Earlier today, Genome Canada announced that it is investing $15.5 million in Canada’s new Genomics Innovation Network (GIN). The Network is comprised of ten “Nodes,” each receiving core operational funding from Genome Canada, with matching funds from various public and private sector partners. Two of the 10 Nodes – the Canadian Centre for Computational Genomics (C3G) and the McGill University and Génome Québec Innovation Centre – are McGill research centres.
“Through our government’s low tax plan for jobs and growth, we have made record investments in Canadian science and technology including Genome Canada,” said Ed Holder, Minister of State for Science and Technology. “Genome Canada’s new Genomics Innovation Network will provide leading Canadian researchers with new knowledge and new tools necessary to make breakthrough discoveries – discoveries that create jobs, prosperity and improve our quality of life as Canadians.”
GIN is designed to allow innovation centres across Canada to collaborate and harness their collective power for the advancement of genomics research. Each Node provides Canadian and international researchers with access to the leading-edge technologies required for research in genomics, metabolomics, proteomics and related areas. These Nodes are also well positioned to push the boundaries in terms of developing new technologies in genomics and related sciences.
The GIN is a new model, replacing Genome Canada’s former investments in five Science and Technology Innovation Centres. The new Network model places greater emphasis on collaboration and sharing of expertise among Nodes – something Rosie Goldstein, Vice-Principal (Research and International Relations) is enthusiastic about.
“McGill is an established research leader in the genetics of human disease and we would like to thank Genome Canada for their ongoing support. As part of the new Genome Innovation Network, The McGill University and Génome Québec Innovation Centre and The Canadian Centre for Computational Genomics will provide cutting-edge support to large-scale genome projects to better understand human disease, and establish a national hub for analyzing genomic data for a broad research community,” said Goldstein.
Details of the GIN’s McGill nodes
Node leaders: Guillaume Bourque, Michael Brudno
The Canadian Centre for Computational Genomics facilitates access to bioinformatics and computing resources for researchers in the life sciences, helping them realize the potential of genomic research.

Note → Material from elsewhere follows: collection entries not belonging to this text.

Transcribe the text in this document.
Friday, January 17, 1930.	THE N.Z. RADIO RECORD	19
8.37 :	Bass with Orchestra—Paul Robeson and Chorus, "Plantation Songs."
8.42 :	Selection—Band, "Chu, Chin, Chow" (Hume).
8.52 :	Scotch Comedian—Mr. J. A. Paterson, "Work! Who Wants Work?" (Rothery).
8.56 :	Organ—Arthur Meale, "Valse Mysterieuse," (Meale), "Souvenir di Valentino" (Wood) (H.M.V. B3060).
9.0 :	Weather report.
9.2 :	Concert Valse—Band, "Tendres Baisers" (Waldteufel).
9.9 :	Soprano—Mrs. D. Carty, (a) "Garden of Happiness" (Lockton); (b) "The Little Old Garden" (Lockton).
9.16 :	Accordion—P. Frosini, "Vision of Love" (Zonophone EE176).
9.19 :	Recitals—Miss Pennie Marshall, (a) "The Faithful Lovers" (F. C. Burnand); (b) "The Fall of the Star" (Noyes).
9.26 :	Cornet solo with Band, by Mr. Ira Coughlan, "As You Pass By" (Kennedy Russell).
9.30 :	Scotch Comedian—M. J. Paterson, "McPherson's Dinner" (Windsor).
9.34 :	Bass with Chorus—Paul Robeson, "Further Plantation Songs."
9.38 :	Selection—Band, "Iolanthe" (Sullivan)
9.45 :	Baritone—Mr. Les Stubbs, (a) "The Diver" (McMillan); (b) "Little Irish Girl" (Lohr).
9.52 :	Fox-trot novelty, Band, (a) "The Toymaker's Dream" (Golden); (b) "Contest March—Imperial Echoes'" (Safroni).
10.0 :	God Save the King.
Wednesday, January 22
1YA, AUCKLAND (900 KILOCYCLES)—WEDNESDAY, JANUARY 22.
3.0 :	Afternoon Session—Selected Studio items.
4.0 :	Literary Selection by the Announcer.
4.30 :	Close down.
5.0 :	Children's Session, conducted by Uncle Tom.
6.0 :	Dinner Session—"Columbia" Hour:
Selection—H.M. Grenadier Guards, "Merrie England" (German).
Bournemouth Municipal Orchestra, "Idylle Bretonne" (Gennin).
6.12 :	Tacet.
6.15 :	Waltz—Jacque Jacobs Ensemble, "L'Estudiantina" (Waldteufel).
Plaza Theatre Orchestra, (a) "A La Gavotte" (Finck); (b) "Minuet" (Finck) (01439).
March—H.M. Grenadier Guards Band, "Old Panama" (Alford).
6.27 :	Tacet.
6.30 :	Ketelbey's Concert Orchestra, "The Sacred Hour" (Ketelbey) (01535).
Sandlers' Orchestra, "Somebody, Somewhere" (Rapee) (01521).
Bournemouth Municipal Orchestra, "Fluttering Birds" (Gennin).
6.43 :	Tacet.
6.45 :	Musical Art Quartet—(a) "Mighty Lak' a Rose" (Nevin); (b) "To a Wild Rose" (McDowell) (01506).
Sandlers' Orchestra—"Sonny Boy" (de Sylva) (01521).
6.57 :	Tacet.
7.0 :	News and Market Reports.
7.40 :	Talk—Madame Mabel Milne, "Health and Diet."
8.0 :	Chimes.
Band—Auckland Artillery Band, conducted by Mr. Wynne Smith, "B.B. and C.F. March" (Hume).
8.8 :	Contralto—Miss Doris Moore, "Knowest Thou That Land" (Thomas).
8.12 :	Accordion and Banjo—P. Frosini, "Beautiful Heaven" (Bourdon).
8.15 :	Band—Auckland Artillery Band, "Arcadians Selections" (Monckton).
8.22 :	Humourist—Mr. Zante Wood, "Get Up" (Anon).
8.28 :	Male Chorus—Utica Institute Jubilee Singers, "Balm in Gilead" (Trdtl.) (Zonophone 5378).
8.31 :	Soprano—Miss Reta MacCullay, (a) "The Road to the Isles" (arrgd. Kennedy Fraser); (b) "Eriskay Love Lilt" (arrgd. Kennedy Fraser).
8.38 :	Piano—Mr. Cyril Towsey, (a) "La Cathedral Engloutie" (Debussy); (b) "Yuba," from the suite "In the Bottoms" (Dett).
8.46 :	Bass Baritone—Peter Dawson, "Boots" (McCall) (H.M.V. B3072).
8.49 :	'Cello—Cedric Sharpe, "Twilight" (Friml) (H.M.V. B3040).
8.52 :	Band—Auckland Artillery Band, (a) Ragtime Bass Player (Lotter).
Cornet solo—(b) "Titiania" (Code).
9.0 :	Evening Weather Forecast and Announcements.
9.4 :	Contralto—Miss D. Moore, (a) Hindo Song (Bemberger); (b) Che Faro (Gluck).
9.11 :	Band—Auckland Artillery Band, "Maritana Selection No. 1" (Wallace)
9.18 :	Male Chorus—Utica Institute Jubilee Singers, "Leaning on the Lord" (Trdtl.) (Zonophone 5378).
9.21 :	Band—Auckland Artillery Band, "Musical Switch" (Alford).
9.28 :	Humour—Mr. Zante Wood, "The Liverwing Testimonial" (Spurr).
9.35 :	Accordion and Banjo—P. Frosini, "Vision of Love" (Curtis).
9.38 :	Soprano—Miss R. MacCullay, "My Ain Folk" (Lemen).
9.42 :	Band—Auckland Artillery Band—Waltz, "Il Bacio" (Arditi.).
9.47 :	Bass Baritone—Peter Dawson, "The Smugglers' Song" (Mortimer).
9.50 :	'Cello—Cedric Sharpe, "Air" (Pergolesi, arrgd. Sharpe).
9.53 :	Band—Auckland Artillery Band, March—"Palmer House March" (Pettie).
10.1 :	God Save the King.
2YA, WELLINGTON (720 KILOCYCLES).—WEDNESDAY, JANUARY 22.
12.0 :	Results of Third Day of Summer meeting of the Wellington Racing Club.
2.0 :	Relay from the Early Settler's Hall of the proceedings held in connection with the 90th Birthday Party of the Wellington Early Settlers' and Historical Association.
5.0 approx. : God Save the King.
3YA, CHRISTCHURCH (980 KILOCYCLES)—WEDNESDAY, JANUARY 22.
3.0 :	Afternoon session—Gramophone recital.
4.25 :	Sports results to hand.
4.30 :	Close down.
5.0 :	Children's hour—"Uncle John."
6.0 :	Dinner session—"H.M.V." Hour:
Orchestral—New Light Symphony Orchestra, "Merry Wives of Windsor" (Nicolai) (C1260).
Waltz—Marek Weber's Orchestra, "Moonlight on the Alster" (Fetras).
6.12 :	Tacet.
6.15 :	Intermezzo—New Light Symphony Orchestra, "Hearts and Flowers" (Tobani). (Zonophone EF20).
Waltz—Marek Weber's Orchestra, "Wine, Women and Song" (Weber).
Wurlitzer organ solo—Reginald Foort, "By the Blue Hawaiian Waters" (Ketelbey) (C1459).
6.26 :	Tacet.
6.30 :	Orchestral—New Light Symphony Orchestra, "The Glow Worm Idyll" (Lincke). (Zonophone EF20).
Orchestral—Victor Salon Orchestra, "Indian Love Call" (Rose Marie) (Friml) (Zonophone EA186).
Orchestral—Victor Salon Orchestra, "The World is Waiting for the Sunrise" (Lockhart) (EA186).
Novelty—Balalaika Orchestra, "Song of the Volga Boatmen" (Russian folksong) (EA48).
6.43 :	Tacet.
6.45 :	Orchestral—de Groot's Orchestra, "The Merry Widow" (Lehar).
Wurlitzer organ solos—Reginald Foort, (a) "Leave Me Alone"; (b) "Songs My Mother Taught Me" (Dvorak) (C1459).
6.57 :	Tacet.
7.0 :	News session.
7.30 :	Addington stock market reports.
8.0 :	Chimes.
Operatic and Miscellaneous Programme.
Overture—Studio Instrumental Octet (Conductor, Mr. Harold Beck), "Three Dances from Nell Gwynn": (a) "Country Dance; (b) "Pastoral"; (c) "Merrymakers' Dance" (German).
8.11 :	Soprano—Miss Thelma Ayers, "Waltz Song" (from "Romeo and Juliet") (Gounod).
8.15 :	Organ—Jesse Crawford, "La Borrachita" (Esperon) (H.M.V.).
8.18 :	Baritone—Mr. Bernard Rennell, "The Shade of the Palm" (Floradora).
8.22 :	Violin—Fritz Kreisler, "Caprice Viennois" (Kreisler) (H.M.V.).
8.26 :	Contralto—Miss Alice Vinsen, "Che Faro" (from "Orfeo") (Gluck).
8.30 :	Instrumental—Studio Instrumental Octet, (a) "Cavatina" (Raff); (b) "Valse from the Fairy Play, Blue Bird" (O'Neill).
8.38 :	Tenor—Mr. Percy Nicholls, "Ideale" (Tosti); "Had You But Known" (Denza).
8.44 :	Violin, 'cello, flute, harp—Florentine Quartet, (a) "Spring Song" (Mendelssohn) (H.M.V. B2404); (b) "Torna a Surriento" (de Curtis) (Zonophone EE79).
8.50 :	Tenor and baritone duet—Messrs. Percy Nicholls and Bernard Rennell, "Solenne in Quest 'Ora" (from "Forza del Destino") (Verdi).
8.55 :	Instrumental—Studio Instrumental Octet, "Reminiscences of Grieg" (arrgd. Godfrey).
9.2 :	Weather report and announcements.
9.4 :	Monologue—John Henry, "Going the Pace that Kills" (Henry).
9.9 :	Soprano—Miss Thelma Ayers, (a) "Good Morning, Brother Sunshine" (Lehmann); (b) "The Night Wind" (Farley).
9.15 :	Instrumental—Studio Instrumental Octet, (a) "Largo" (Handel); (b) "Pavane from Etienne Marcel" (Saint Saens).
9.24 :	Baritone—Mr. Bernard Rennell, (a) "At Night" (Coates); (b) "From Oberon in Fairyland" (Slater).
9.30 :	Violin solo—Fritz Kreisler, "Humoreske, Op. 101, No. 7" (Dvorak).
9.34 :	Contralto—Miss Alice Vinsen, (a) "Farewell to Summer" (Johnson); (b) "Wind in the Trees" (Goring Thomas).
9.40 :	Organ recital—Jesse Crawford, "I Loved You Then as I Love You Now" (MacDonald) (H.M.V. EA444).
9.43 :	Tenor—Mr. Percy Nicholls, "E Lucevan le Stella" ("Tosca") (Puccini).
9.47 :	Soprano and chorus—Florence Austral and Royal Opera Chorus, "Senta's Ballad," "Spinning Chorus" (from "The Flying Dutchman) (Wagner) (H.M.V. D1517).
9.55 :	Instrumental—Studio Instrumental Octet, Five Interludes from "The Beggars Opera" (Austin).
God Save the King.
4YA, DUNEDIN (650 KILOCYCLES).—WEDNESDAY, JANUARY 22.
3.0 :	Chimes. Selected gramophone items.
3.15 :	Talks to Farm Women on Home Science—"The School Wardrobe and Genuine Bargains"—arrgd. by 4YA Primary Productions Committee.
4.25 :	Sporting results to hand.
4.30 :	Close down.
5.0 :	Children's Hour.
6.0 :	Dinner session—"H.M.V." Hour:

With next-generation DNA sequencing and other high-throughput technologies, data production is assured. The inability to process and interpret these data, however, is a major limiting factor for discovery and innovation. C3G is working in partnership with Compute Canada and CANARIE (which operates the national High Performance Computing infrastructure and ultra-high-speed backbone network) to facilitate access to bioinformatics and computing resources for Genome Canada’s Genomics Innovation Network, as well as genomics researchers more broadly.
Specifically, C3G will focus on three areas: providing a unified service platform for genetic and epigenetic analyses across different research domains in the life sciences; installing and distributing a bioinformatics software suite on Compute Canada resources, making it broadly available and supporting it with a joint helpdesk; and further developing, deploying and commercializing open-source bioinformatics software solutions to facilitate data analysis.
C3G will be a national hub for analyzing genomic data for a broad research community, enabling health researchers and those in other life sciences domains to better analyze their data sets using advanced analytical methods and to gain access to high-performance computing resources. Its work will help realize the potential of genomics research and bring new insights to different fields in the life sciences.
Node leaders: Mark Lathrop, Ioannis Ragoussis, Guillaume Bourque, Tomi Pastinen
Established in 2002, the McGill University and Génome Québec Innovation Centre is world-renowned for its expertise in complex diseases such as cardiac disease. It is building on its expertise by developing epigenomic applications to better understand human disease.
The Innovation Centre is a world-class research facility for genomics. Founded in 2002, the Centre has developed world-renowned expertise in complex genetic disorders such as cardiac disease, asthma, type 2 diabetes, inflammatory disorders, infectious diseases and many others. It has worked with both internal and external users, either through collaborative or fee-for-service models.
The Innovation Centre provides complete DNA and RNA analysis services, using the latest available sequencing and other technologies. The Centre also maintains full bioinformatics support for all its sequencing activities, using web-based user interface software.
Its goals for the period of this award are threefold: to provide broad support to Genome Canada-funded and other large-scale genome projects using state-of-the-art approaches; to continue to strengthen its established leadership in the genetics of human disease; and to develop epigenomic applications to better understand human disease. The Centre will continue to leverage its support from Genome Canada to benefit the Quebec and Canadian genomics communities, both in academia and industry.